Days before his State of the Union address, President Obama offered a sneak peek tonight into the ideas that will shape his address to the nation Tuesday night.
With the unemployment rate sitting at 9.4 percent, Obama indicated he will spend a large portion of his speech addressing the economy and ways to ensure America remains competitive.
"My number one focus is going to be making sure that we are competitive, that we are growing, and we are creating jobs," Obama said today in a Democratic National Committee video previewing his State of the Union Address.
Though he admitted to still making final touches on the speech, the president told supporters he will pledge to make the economy his number one priority, ensuring that the economy grows and more jobs are created for Americans across the country while also working to slash the deficit and trim the government to a more efficient level.

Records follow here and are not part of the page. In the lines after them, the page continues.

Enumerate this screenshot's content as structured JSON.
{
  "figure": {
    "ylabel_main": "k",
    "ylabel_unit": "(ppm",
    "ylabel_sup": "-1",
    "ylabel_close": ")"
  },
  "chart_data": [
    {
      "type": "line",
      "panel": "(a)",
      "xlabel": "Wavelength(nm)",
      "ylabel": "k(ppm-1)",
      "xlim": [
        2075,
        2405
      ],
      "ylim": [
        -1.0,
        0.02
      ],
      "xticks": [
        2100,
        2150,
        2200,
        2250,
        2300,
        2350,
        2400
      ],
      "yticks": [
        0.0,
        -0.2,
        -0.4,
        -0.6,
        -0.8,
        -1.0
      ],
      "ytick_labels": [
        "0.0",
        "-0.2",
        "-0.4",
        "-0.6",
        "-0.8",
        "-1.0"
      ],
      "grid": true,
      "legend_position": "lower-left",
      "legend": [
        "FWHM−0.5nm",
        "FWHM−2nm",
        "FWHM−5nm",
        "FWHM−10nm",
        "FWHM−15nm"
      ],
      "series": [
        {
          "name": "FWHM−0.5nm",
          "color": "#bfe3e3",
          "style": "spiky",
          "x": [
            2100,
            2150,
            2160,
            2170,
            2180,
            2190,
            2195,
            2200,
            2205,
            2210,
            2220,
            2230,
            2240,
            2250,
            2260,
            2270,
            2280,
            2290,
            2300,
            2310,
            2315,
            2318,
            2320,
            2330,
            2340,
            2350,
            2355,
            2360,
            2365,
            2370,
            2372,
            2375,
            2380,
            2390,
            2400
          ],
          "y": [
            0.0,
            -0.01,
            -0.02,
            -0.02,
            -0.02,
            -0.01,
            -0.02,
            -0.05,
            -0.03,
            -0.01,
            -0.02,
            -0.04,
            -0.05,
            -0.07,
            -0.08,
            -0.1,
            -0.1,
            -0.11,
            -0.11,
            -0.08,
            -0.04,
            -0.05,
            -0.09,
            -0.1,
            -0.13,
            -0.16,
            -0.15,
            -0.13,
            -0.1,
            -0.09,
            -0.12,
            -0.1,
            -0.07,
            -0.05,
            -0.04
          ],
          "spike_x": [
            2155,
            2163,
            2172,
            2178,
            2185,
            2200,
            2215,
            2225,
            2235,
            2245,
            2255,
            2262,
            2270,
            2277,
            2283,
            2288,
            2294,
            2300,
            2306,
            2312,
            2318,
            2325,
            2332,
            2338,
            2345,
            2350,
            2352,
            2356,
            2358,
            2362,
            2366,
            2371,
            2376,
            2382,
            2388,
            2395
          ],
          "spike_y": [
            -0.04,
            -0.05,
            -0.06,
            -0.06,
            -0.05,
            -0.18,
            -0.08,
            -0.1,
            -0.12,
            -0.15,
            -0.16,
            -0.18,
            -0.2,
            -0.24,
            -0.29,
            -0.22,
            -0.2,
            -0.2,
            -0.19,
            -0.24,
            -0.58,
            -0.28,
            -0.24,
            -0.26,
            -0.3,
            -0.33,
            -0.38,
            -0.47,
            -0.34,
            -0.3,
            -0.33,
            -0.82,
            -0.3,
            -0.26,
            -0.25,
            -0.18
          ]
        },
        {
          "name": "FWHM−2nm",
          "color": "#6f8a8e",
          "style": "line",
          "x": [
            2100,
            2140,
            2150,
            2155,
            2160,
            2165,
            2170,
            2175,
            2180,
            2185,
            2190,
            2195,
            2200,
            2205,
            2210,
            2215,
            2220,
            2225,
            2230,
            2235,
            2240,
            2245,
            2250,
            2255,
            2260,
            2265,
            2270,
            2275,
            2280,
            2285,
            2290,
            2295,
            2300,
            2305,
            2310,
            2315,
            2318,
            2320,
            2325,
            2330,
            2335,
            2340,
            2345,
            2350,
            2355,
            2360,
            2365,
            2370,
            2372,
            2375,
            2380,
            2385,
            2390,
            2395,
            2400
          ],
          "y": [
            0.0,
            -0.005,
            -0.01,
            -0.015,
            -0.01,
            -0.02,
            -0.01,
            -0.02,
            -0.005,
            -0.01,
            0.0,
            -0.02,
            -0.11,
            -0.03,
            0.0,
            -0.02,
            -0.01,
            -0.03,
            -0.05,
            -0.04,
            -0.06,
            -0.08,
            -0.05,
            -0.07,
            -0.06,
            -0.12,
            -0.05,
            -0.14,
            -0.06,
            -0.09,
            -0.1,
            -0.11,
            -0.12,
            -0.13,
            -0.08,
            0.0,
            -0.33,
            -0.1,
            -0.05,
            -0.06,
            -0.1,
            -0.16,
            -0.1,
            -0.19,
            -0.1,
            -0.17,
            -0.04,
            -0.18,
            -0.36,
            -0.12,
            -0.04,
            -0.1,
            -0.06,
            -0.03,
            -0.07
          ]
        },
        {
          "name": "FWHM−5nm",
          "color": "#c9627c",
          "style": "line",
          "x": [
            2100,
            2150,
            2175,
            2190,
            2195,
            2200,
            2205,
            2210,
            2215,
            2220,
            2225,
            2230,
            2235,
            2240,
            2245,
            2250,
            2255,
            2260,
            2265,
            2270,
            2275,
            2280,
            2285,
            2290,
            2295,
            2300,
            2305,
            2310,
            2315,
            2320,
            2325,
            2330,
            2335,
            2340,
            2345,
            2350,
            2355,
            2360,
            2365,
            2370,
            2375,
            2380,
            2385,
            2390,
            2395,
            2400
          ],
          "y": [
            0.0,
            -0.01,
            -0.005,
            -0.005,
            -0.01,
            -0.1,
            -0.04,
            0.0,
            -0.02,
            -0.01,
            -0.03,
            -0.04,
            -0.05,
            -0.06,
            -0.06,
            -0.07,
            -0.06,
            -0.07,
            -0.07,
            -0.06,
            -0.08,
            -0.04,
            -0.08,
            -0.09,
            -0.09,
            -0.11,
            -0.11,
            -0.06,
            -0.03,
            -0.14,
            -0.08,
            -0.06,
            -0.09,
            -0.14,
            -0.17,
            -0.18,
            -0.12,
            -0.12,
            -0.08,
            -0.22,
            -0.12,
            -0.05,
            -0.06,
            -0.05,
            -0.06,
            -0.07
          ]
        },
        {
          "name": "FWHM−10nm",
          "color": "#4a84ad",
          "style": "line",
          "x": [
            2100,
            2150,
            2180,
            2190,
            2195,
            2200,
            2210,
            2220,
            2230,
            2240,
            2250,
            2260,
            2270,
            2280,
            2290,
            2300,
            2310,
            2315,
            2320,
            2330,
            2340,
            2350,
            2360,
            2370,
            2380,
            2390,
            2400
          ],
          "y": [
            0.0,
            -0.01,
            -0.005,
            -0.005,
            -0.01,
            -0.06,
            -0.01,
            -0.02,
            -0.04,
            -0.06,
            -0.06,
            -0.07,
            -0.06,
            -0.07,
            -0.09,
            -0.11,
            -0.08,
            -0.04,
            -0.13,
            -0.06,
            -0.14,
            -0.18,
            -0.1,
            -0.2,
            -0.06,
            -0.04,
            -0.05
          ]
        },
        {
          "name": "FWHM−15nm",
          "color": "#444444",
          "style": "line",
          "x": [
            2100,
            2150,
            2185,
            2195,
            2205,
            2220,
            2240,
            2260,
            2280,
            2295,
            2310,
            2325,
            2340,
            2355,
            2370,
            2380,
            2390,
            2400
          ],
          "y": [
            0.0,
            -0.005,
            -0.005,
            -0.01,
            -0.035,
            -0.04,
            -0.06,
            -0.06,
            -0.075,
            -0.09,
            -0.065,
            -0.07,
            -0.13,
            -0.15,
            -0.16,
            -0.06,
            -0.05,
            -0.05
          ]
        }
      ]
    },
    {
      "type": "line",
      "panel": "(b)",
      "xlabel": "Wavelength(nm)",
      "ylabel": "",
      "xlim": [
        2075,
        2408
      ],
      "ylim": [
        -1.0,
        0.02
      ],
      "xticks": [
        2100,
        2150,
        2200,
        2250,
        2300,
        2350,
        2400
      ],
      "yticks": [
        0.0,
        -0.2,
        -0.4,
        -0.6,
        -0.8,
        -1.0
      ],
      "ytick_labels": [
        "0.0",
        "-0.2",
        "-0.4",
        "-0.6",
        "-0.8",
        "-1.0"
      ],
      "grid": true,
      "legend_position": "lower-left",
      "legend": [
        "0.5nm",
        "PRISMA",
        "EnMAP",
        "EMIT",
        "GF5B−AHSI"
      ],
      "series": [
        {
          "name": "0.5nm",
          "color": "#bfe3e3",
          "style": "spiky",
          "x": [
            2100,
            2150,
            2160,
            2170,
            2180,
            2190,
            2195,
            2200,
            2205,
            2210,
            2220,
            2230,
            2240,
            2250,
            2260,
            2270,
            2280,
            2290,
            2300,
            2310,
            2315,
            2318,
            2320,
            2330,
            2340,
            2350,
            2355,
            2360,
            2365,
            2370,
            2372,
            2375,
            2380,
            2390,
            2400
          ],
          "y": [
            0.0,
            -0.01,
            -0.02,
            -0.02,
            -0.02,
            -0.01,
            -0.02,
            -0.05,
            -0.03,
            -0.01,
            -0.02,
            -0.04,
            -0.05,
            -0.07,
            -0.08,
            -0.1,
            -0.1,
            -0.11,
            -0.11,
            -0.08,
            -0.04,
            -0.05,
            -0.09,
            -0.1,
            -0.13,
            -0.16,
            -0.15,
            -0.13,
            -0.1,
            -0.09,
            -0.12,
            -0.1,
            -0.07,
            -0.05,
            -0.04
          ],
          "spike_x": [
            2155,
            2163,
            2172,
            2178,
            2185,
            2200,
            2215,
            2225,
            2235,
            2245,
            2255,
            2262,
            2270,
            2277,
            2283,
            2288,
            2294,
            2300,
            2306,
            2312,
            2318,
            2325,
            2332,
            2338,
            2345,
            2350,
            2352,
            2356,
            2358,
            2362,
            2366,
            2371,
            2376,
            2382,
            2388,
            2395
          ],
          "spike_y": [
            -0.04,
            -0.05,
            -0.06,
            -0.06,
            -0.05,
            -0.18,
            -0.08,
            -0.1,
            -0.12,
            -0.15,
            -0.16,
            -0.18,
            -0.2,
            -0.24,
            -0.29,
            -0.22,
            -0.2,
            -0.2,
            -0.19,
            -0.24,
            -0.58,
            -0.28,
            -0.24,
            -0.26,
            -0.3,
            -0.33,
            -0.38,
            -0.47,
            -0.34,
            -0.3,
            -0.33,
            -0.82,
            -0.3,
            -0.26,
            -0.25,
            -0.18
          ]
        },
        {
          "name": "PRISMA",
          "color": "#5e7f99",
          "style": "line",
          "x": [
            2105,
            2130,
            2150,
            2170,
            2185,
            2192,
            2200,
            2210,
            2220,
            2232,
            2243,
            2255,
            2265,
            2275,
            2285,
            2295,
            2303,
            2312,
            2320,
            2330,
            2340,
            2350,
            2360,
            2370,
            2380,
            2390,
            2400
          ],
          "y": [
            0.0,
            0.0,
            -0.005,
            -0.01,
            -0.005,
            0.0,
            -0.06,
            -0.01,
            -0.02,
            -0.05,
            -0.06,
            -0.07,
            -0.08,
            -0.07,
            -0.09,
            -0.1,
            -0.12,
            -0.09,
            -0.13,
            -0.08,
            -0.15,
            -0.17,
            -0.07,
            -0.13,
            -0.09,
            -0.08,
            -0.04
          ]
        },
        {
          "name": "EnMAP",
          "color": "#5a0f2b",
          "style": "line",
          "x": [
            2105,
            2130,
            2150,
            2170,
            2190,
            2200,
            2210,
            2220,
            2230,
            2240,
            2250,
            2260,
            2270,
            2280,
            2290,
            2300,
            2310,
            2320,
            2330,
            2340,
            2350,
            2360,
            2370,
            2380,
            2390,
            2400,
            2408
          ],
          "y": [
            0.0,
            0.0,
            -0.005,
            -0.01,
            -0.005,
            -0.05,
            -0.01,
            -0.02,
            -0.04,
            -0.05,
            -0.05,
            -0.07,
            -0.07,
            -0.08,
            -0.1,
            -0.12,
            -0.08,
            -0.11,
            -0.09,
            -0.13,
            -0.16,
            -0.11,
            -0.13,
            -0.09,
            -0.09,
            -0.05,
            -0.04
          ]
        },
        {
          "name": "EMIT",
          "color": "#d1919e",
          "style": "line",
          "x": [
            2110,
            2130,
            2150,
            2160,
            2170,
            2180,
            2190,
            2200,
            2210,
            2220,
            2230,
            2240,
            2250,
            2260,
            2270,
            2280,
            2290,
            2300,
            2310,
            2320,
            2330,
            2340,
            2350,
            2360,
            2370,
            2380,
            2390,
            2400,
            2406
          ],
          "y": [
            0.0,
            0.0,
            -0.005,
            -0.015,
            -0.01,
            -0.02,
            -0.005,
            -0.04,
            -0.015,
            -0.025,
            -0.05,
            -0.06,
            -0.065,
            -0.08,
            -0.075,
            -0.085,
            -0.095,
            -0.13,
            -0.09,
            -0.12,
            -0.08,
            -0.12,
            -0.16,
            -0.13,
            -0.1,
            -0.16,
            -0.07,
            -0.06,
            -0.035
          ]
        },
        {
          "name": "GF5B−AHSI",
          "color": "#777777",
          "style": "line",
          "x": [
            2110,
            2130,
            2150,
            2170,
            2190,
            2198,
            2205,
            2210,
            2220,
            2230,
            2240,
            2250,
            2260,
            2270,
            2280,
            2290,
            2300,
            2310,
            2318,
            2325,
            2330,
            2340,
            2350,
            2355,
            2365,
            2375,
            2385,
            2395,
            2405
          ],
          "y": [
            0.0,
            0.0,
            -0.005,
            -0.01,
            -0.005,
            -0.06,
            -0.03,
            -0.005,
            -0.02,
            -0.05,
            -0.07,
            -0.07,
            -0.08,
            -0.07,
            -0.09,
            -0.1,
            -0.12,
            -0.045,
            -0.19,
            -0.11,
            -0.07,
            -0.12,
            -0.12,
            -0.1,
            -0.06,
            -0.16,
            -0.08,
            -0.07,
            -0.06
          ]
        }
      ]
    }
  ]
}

"I'm focused on making sure the economy is working for everybody, for the entire American family," he said.
In addition to the state of the economy, the president said he will urge the country to engage in a more civil discourse.
This is a message the president and Vice President Biden delivered to Democratic House members over the weekend.
"We've got to change the way we talk to one another," Biden said Friday. "It matters in terms of how we're going to deal with the problems of this country, whether we're actually going to respond to the needs of the American people."
House Democrats gathered at a retreat in Cambridge, Md., to discuss one of the biggest challenges they have faced in four years -- governing as a minority.
For the first time since 2006, Republicans are in control of the House a fact many House Democrats are struggling to embrace.
"You have brought a group of members together that do not have a minority psychology," House Minority Whip Steny Hoyer, said.
As they grapple with their new minority position in the House, some Democrats, including some who lost their seats in November's election, are pouring over polls, taking seminars in messaging and listening to inspirational authors as a means of understanding how they reached this state.
"I don't think they are projecting that they got the message quite yet," said Bud Cramer, a former Democratic Congressman from Alabama. "I think they have been wounded."
Cramer, who is now chairman of the Blue Dog Research Forum, suggests that a message of bi-partisanship may be the key for the Democratic Party to regain its position in Congress.
"The message that Democrats better be delivering is we get it," Cramer said. "We may have overreached for the last two years, but we need to buckle in and we need to reach across the aisle."
And while Democrats strategize on how to govern as a minority in the House, they are receiving plenty of advice.
ABC News political analyst Matthew Dowd points to a change in the tone adopted by the party and dedication to supporting the president as fundamental in their journey to success along with sitting back and letting Republicans make some mistakes of their own.
"Let the Republicans shoot themselves in the foot for a period of time," Dowd said. "And they can come in with answers."